“How far is Murphy’s from here?” he asked.
“Two hundred miles, I reckon.”
“Then I’d better go there first.”
“Not ef you want to find gold. There’s other places that’s better, and not so far away.”
“It may be so, but I care more to find Richard Dewey than to find gold in plenty.”
“You said he wasn’t a friend of yours?” said the miner, in some surprise.
“No; I don’t know him, but I am engaged by a friend of his to find him. That friend will pay; my expenses while I am on the road.”
“Has Dewey come into a fortin?” asked the miner. “Has a rich uncle died and left him all his pile?”
“Not that I know of,” answered Ben.
“Then there’s a woman in it?” said his new acquaintance, in a tone of conviction. “It’s his sweetheart that wants to find him. I’m right. Yes, I know it. But there’s one thing that I can’t see through.”
“What is that?”
“Why does the gal-if it is a gal-send a boy like you on the trail?”
“Suppose there was no one else to send,” suggested Ben.
“That makes it a little plainer. Where is the gal?”
“Ought I to confide in this man?” thought Ben. “I never met him before. I only know that he has lost all his money at the gambling-table. Yet he may help me, and I must confide in somebody. He is a rough customer, but he seems honest and sincere.”
“Here in San Francisco,” he answered. “I cannot tell you more until I have her permission.”
“That’s all right. Ef I can help you, I will, Ben. You said your name was Ben?”
“Mine is Bradley-Jake Bradley. I was raised in Kentucky, and I’ve got an old mother living there now, I hope. I haven’t heard anything from her for nigh a year. It makes me homesick when I think of it. Got a mother, Ben?”
“Neither father nor mother,” answered Ben sadly.

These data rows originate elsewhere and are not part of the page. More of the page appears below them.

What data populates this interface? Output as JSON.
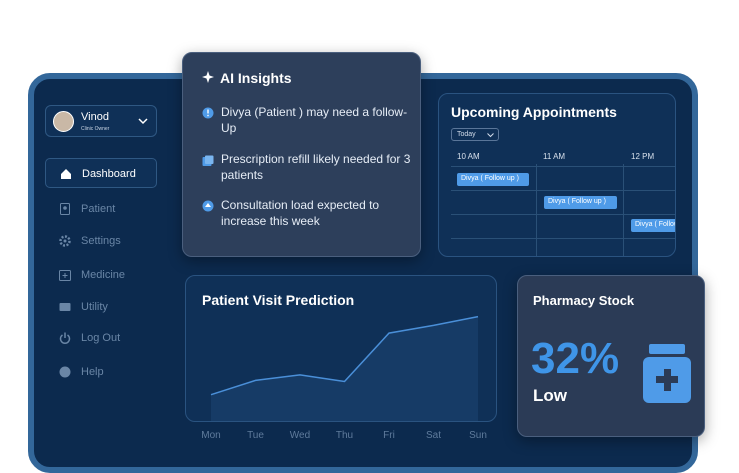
{
  "sidebar": {
    "user": {
      "name": "Vinod",
      "role": "Clinic Owner"
    },
    "nav": [
      "Dashboard",
      "Patient",
      "Settings",
      "Medicine",
      "Utility",
      "Log Out",
      "Help"
    ]
  },
  "ai_insights": {
    "title": "AI Insights",
    "items": [
      "Divya (Patient ) may need a follow-Up",
      "Prescription refill likely needed for 3 patients",
      "Consultation load expected to increase this week"
    ]
  },
  "appointments": {
    "title": "Upcoming Appointments",
    "filter": "Today",
    "times": [
      "10 AM",
      "11 AM",
      "12 PM"
    ],
    "events": [
      "Divya ( Follow up )",
      "Divya ( Follow up )",
      "Divya ( Follow up )"
    ]
  },
  "chart_data": {
    "type": "line",
    "title": "Patient Visit Prediction",
    "categories": [
      "Mon",
      "Tue",
      "Wed",
      "Thu",
      "Fri",
      "Sat",
      "Sun"
    ],
    "values": [
      23,
      36,
      41,
      35,
      79,
      86,
      94
    ],
    "ylim": [
      0,
      100
    ],
    "color": "#4a8fd8"
  },
  "pharmacy": {
    "title": "Pharmacy Stock",
    "percent": "32%",
    "status": "Low"
  }
}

“That’s bad,” said the miner, with rough sympathy. “You’re a young chap to be left alone in the world.”
“Yes; I do feel very lonely sometimes, Mr. Bradley.”
“Don’t call me Mr. Bradley. I ain’t used to it. Call me Jake.”
“All right, I’ll remember it. Where can I meet you again, Jake?”
“Here will do as well as anywhere.”
“Will you be here to-morrow morning at nine o’clock?”
“Yes,” answered Bradley. “I’ll ask the porter to call me early,” he added, with rough humor.
Ben remembered that his new acquaintance had no money to pay for a night’s lodging, and would be forced to sleep out.
“Can’t I lend you enough money to pay for a lodging?” he asked.
“You kin, but you needn’t. Jake Bradley ain’t that delicate that it’ll hurt him to sleep out. No, Ben, save your money, and ef I actilly need it I’ll make bold to ask you for it; but I don’t throw away no money on a bed.”
“If you hadn’t lost your money in there,” said Ben, pointing to the building they had just left, “wouldn’t you have paid for a bed?”